Badenoch then went after BLM, saying, "Some schools have decided to openly support the anti-capitalist Black Lives Matter group, often fully aware that they have a statutory duty to be politically impartial."

"Black lives do matter, of course they do," the minister said. "But we know that the Black Lives Matter movement — capital B.L.M. — is political. I know this, because at the height of the protests, I have been told of white Black Lives Matter protesters calling — and I'm afraid ... I apologize for saying this word — calling a black armed police officer guarding downing street a 'pet n*****.

"That is why we do not endorse that movement on this side of the House," Badenoch reiterated. "It is a political movement, and what would be nice, would be for members on the opposite side to condemn many of the actions that we see this political movement, instead of pretending that it is completely wholesome anti-racist organization, that there is a lot of pernicious stuff that is being pushed and we stand against that."

She argued, "We do not want to see teachers teaching their white pupils about white privilege and inherited racial guilt.

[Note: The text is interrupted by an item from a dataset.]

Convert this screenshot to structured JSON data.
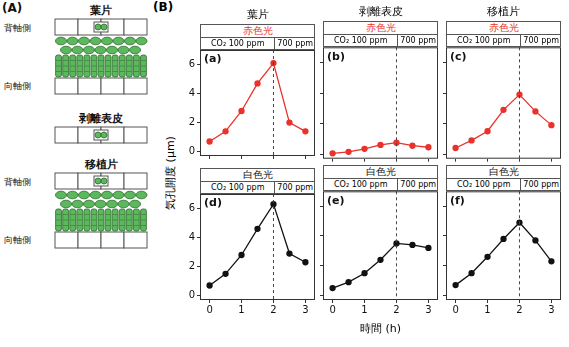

And let me be clear: any school which teaches these elements of Critical Race Theory as fact, or which promotes partisan political views such as defunding the police without offering a balanced treatment of opposing views, is breaking the law."

A debate on Black History Month

According to the Daily Record, Badenoch was "responding to the general debate on Black History Month." 

She added, "But why does this issue mean so much to me? It is not just because I'm a first generation immigrant, it is because my daughter came home from school this month and said 'we're learning Black History Month because every other month is about white history.'

"This is wrong and this is not what our children should be picking up," she concluded. "These are not the values I have taught her."